Monday, Jul. 03, 1995
YOUNG, GIFTED AND BACK
By CHRISTOPHER JOHN FARLEY
Men resemble their cars. Or do cars resemble their men? Either--or both--might hold true of rocker Neil Young as he folds his lanky, cranky frame into the driver's seat of his rust-pocked 1958 Lincoln Continental convertible. The car's been through a lot, and so has Young. The graying, semi-reclusive singer-songwriter was a member of the countrified '60s rock group Buffalo Springfield; one-fourth of the vocal quartet Crosby, Stills, Nash & Young; an anti-Nixon protester in the '70s; a sometime Reagan sympathizer in the '80s. Now in the '90s Young is a father figure for a new generation of alternative rockers. He turns the ignition key. The engine roars, tires spin and the Northern California roadhouse where his car was parked quickly fades in the rearview mirror. "Age," says the 49-year-old rocker, "makes no difference with music."
These days Young is running on a fresh, full tank of gas, and not just in his Lincoln. His new album, Mirror Ball (Reprise), is one of the most consistently rewarding works of his long, winding career. It features an extraordinary backup group, Pearl Jam, the youthful, populist, alternative-rock megaband. Even though Young is two decades older than any of the group's members, the pairing isn't some demographic gimmick--Sean Connery guest-starring on Friends. It is a natural coming together of rockers with a shared commitment and passion. "Actually, in many ways, I feel like Pearl Jam is older than me," says Young. "There's an ageless thing to the way they play." Their recording session in Seattle last winter was "all off the top of our heads. The goal was to record whatever was happening."
Judging from the thoughtful, involving songs on Mirror Ball, something good must have been happening. Most of the songs are burly rock 'n' roll, with operatic guitar solos and propulsive drumming. Thematically, the CD portrays a world too hurt to feel, too overloaded with information to think. On I'm the Ocean, Young, in his nasally tenor, sings "Need distraction/ Need romance and candlelight/ Need random violence/ Need Entertainment Tonight." Several songs appear to allude to the suicide of rock star Kurt Cobain. On Peace & Love, for example, Young performs a duet with Pearl Jam lead singer Eddie Vedder that deals with mourning and the morning after. "I saw the dream/ I saw the wake," Vedder sings, and later adds, "I had it all once/ I gave it back."

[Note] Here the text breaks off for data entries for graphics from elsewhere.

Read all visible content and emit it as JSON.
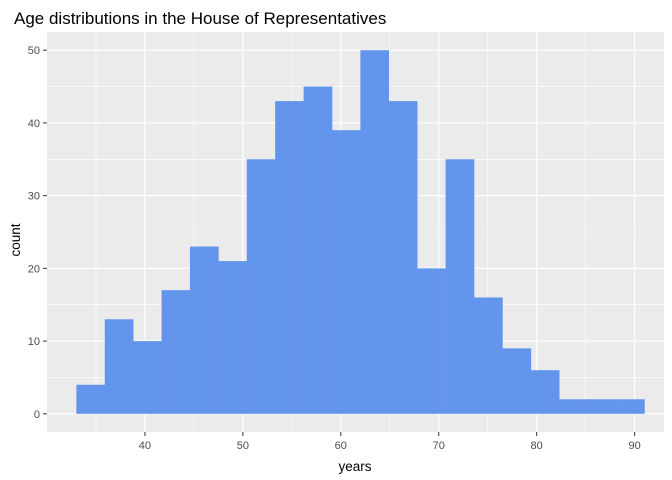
{
  "chart_data": {
    "type": "bar",
    "subtype": "histogram",
    "title": "Age distributions in the House of Representatives",
    "xlabel": "years",
    "ylabel": "count",
    "bins": {
      "start": 33.0,
      "width": 2.9,
      "counts": [
        4,
        13,
        10,
        17,
        23,
        21,
        35,
        43,
        45,
        39,
        50,
        43,
        20,
        35,
        16,
        9,
        6,
        2,
        2,
        2
      ]
    },
    "x_ticks": [
      40,
      50,
      60,
      70,
      80,
      90
    ],
    "y_ticks": [
      0,
      10,
      20,
      30,
      40,
      50
    ],
    "xlim": [
      30.0,
      93.0
    ],
    "ylim": [
      -2.5,
      52.5
    ],
    "grid": true,
    "legend": "none",
    "colors": {
      "bar_fill": "#6495ED",
      "panel_background": "#EBEBEB",
      "grid_line": "#FFFFFF",
      "tick_label": "#4D4D4D",
      "tick_mark": "#333333"
    }
  }
}
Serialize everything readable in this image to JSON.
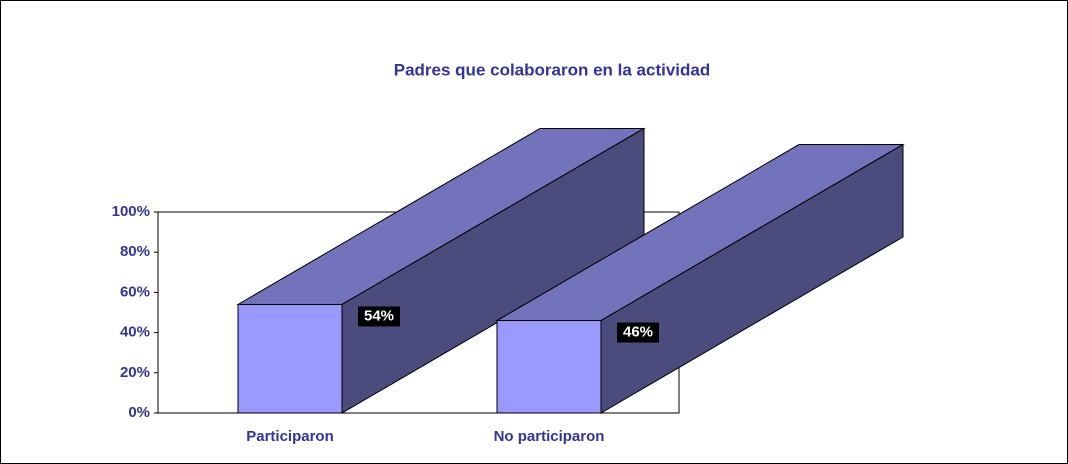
{
  "chart_data": {
    "type": "bar3d",
    "title": "Padres que colaboraron en la actividad",
    "categories": [
      "Participaron",
      "No participaron"
    ],
    "values": [
      54,
      46
    ],
    "value_labels": [
      "54%",
      "46%"
    ],
    "colors": {
      "front": "#9999ff",
      "top": "#7373bb",
      "side": "#4b4b7d"
    },
    "ylim": [
      0,
      100
    ],
    "yticks": [
      {
        "value": 0,
        "label": "0%"
      },
      {
        "value": 20,
        "label": "20%"
      },
      {
        "value": 40,
        "label": "40%"
      },
      {
        "value": 60,
        "label": "60%"
      },
      {
        "value": 80,
        "label": "80%"
      },
      {
        "value": 100,
        "label": "100%"
      }
    ]
  }
}
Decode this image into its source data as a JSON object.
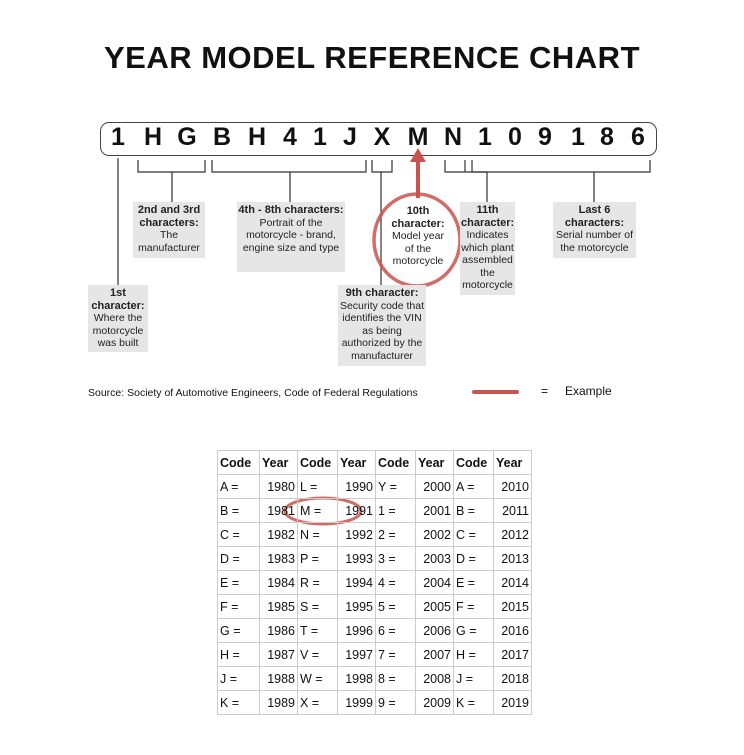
{
  "title": "YEAR MODEL REFERENCE CHART",
  "vin": [
    "1",
    "H",
    "G",
    "B",
    "H",
    "4",
    "1",
    "J",
    "X",
    "M",
    "N",
    "1",
    "0",
    "9",
    "1",
    "8",
    "6"
  ],
  "labels": {
    "first": {
      "head": "1st character:",
      "body": "Where the motorcycle was built"
    },
    "second_third": {
      "head": "2nd and 3rd characters:",
      "body": "The manufacturer"
    },
    "fourth_eighth": {
      "head": "4th - 8th characters:",
      "body": "Portrait of the motorcycle - brand, engine size and type"
    },
    "ninth": {
      "head": "9th character:",
      "body": "Security code that identifies the VIN as being authorized by the manufacturer"
    },
    "tenth": {
      "head": "10th character:",
      "body": "Model year of the motorcycle"
    },
    "eleventh": {
      "head": "11th character:",
      "body": "Indicates which plant assembled the motorcycle"
    },
    "last_six": {
      "head": "Last 6 characters:",
      "body": "Serial number of the motorcycle"
    }
  },
  "source": "Source:  Society of Automotive Engineers, Code of Federal Regulations",
  "legend": {
    "equals": "=",
    "label": "Example",
    "color": "#c9534f"
  },
  "table": {
    "headers": [
      "Code",
      "Year",
      "Code",
      "Year",
      "Code",
      "Year",
      "Code",
      "Year"
    ],
    "rows": [
      [
        "A =",
        "1980",
        "L =",
        "1990",
        "Y =",
        "2000",
        "A =",
        "2010"
      ],
      [
        "B =",
        "1981",
        "M =",
        "1991",
        "1 =",
        "2001",
        "B =",
        "2011"
      ],
      [
        "C =",
        "1982",
        "N =",
        "1992",
        "2 =",
        "2002",
        "C =",
        "2012"
      ],
      [
        "D =",
        "1983",
        "P =",
        "1993",
        "3 =",
        "2003",
        "D =",
        "2013"
      ],
      [
        "E =",
        "1984",
        "R =",
        "1994",
        "4 =",
        "2004",
        "E =",
        "2014"
      ],
      [
        "F =",
        "1985",
        "S =",
        "1995",
        "5 =",
        "2005",
        "F =",
        "2015"
      ],
      [
        "G =",
        "1986",
        "T =",
        "1996",
        "6 =",
        "2006",
        "G =",
        "2016"
      ],
      [
        "H =",
        "1987",
        "V =",
        "1997",
        "7 =",
        "2007",
        "H =",
        "2017"
      ],
      [
        "J =",
        "1988",
        "W =",
        "1998",
        "8 =",
        "2008",
        "J =",
        "2018"
      ],
      [
        "K =",
        "1989",
        "X =",
        "1999",
        "9 =",
        "2009",
        "K =",
        "2019"
      ]
    ]
  }
}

The line could just as easily have been sung by Young, who throughout his career has shown a willingness to cut things loose and make new starts. He was born in Toronto, where he was a folk singer in the early '60s before moving to the States. Although he came of age as a man and a musician during a chaotic era, he claims that times are tougher now: "It was a breeze in the '60s to grow up, compared to [the '90s]. The '60s were so open-ended. The dream was still there, the no-matter-what- you-could-make-it feeling. Kids today feel, 'No matter what, I'm probably not going to make it.'"

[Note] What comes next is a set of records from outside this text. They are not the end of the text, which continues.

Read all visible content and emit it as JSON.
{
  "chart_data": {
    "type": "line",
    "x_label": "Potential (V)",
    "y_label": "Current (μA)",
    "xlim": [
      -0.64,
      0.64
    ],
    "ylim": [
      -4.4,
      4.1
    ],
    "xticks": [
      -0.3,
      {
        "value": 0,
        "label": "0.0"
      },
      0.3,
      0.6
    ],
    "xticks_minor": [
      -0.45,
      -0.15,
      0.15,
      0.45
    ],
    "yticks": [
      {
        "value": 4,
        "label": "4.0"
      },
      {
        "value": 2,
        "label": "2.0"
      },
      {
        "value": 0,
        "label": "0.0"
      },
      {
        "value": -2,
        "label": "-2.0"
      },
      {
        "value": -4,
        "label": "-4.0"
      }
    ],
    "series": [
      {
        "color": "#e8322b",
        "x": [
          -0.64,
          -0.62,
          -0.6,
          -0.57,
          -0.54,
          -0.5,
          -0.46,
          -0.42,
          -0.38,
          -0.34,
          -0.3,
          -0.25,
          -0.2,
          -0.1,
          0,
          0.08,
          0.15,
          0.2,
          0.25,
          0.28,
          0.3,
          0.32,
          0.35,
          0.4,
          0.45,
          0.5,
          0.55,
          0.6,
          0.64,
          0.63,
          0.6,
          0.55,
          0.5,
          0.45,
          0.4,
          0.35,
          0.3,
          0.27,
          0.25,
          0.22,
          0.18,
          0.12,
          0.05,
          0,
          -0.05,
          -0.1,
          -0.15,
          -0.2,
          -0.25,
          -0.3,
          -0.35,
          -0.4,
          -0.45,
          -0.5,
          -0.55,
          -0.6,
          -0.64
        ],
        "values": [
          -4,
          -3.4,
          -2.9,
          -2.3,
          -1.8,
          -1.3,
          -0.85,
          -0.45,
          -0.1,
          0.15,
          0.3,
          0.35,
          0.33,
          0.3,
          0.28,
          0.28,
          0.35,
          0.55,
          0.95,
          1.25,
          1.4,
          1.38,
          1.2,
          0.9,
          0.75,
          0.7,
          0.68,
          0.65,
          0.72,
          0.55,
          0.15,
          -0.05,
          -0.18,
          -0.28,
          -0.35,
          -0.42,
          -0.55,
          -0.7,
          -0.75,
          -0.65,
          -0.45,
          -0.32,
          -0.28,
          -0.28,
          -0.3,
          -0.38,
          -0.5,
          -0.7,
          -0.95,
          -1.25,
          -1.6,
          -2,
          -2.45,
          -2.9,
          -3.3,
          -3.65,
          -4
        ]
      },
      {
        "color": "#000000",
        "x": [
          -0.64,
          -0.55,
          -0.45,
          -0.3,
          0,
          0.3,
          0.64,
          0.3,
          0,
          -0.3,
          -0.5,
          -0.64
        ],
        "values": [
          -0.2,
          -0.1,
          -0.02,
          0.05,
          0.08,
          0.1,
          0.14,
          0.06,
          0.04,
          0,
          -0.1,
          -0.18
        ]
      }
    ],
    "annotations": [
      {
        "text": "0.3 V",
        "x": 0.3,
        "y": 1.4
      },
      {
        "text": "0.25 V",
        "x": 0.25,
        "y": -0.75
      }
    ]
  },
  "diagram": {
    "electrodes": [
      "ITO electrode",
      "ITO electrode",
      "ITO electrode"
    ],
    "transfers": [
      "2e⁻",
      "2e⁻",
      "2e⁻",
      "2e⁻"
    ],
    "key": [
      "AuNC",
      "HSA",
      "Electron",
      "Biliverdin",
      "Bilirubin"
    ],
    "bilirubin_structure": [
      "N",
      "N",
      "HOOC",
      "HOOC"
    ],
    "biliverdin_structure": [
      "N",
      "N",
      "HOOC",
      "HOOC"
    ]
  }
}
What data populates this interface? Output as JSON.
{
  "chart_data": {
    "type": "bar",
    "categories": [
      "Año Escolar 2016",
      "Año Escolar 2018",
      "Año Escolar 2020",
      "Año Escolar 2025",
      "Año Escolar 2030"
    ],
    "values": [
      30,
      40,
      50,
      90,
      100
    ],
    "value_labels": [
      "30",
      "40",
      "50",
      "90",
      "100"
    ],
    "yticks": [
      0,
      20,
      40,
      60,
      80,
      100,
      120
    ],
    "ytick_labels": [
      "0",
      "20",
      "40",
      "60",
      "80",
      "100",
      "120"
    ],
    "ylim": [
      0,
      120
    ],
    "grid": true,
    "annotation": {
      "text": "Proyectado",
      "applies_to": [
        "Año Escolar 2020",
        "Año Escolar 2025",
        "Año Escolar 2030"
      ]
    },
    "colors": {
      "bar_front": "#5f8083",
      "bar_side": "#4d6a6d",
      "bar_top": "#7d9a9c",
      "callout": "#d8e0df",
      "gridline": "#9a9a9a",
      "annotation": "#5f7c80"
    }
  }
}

Young's 1972 album, Harvest, was one of his biggest, earliest solo hits, featuring the No. 1 song Heart of Gold. In 1979, working with the band Crazy Horse, Young released Live Rust, a commanding concert album that's among the finest ever made. Since then he has drifted through many styles, from the cold, synthesizer-laden Trans (1982) through the bland blues-bar rock of This Note's for You (1988) to the sublime country pop of Harvest Moon (1992). His songs are at once rawly personal and poetically empathetic. He never follows trends, only his gut. "I just play what I feel like playing," he says, "and every once in a while I'll wake up and feel like playing something else."
Young revels in affable irascibility. He gives few interviews and says he won't talk to Rolling Stone anymore because of its perfumed ads: "I don't like the way the magazine smells." He makes no apologies for comments he made in the '80s expressing support for President Reagan's arms buildup: "I say what I believe in at the time. It may not be the same in four years." Now he's an advocate of Pearl Jam's effort to boycott Ticketmaster, the ticket-distribution service, in protest against its high prices. "Even if Pearl Jam fails, it doesn't matter," he says. "At least they've solidified their bond with the audience."
Young and his second wife Pegi live in soothing isolation on a ranch near San Francisco, a few miles from Silicon Valley. Their 16-year-old son Ben has cerebral palsy, and Young, who is fascinated by technology, has started a company that makes devices for the disabled, as well as high-tech toys. The firm is working on an improved wheelchair that Young helped design. Ben tests every device his dad's company makes. Says Young proudly: "He's a cool guy."
So the ride continues. Driving along the treacherous, twisting mountain roads, Young keeps talking and gesticulating. He scarcely pays attention to the road or the traffic. He never has.